What does it mean, to be rich? I have never had money, so the idea that shopping or buying a car would be rewarding is foreign to me. My family doesn't have a lot of money and although my parents are comfortable, there were times when they certainly were not. Putting two kids in private schools and college stressed them and although I never noticed it at the time, we had a few christmases with considerably smaller piles under the tree.

Although I have never spent money without thinking, I have lived alongside people who can, and do. Growing up on Cape Cod, I went to high school with Walt Disney's grandchildren and nannied for people like Nicholas Cage. When my family invested in a snow plow, my neighbors bought the LA Dodgers. It never bothered me that my parents didn't give me a credit card at age 16, or that they didn't finance my college education or buy me a car when I graduated. But when I moved out of their house and into a tiny six floor walk-up in New York City I planned to do a few things differently.

After living on an income near, or below, poverty level for two months while I interned at a small design company I was offered a job as a freelance designer for a giant marketing agency. Although it would be long hours, working late into the night, I agreed to take it. I would be making considerably more than any of my friends who had found full time work in the city. I knew it was going to be tough, but the idea of being able to buy groceries or pay for electricity was music to my ears.

On my first day I left my internship and headed to my new job. I climbed the stairs from the train station on Houston St and noticed the marked difference in environment. Away from the hustle and bustle of Union Square, here the buildings grew straight up from the concrete and the sidewalks were packed with people walking in straight lines, to and from work. Once inside the building I had to be x-rayed by the security guard and my lunch began to turn to bile in my stomach.
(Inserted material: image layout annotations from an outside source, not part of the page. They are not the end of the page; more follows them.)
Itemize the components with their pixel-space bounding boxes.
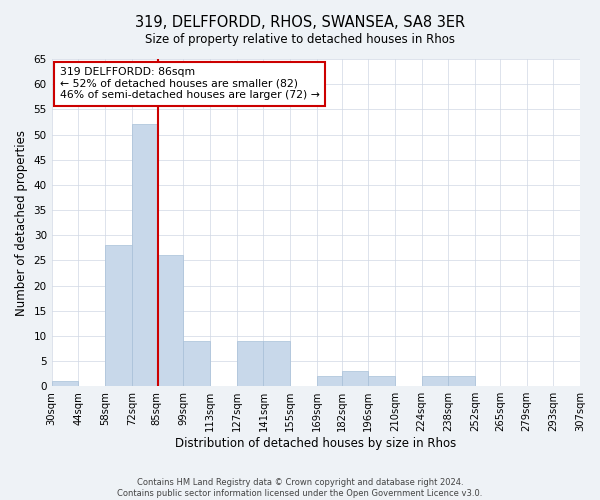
- Y-axis label: Number of detached properties: Number of detached properties: [15, 130, 28, 316]
- Text: Size of property relative to detached houses in Rhos: Size of property relative to detached ho…: [145, 32, 455, 46]
- Bar: [580, 381, 600, 386]
- Text: 319, DELFFORDD, RHOS, SWANSEA, SA8 3ER: 319, DELFFORDD, RHOS, SWANSEA, SA8 3ER: [135, 15, 465, 30]
- X-axis label: Distribution of detached houses by size in Rhos: Distribution of detached houses by size …: [175, 437, 457, 450]
- Bar: [236, 341, 263, 386]
- Text: Contains HM Land Registry data © Crown copyright and database right 2024.
Contai: Contains HM Land Registry data © Crown c…: [118, 478, 482, 498]
- Bar: [368, 376, 395, 386]
- Bar: [317, 376, 341, 386]
- Bar: [183, 341, 210, 386]
- Bar: [422, 376, 448, 386]
- Bar: [448, 376, 475, 386]
- Bar: [341, 371, 368, 386]
- Text: 319 DELFFORDD: 86sqm
← 52% of detached houses are smaller (82)
46% of semi-detac: 319 DELFFORDD: 86sqm ← 52% of detached h…: [59, 67, 319, 100]
- Bar: [52, 381, 79, 386]
- Bar: [105, 246, 132, 386]
- Bar: [132, 124, 157, 386]
- Bar: [263, 341, 290, 386]
- Bar: [157, 256, 183, 386]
When my roommate and I had come to New York to find an apartment we had gone to a few realtor's offices, big rooms with high ceilings but no windows, filled with monitors and computer chords and the hiss of ringing phones. At the time I had sworn I would never live like that and when I stepped inside the design studio, the same feeling of anxiety overcame me and I felt short of breath.

On my first night I sat next to the shift supervisor who did not stop swearing, even to sip his coffee. I looked around me and saw only tired, puffy eyes, glued to the computer. Someone in the office next to us was playing ACDC and as the veins in my forehead constricted, one single tear slid down my cheek.

The next day I left my internship again to go to work. Day two. My feet felt heavy on the pavement but the two block walk to the train seemed to fly by. I stood on the corner of 27th street and looked at the subway station lights. Next to me, the train uptown, the one that took me back to my six floor walkup in Harlem every night. Across the street, downtown to work, misery and riches, all rolled together in a nice, easy to swallow time sheet.

The white walk sign flickered on and people started to move past me, across the street as I turned and rode the local line all the way home, poor, unemployed, and the happiest I had been in two months.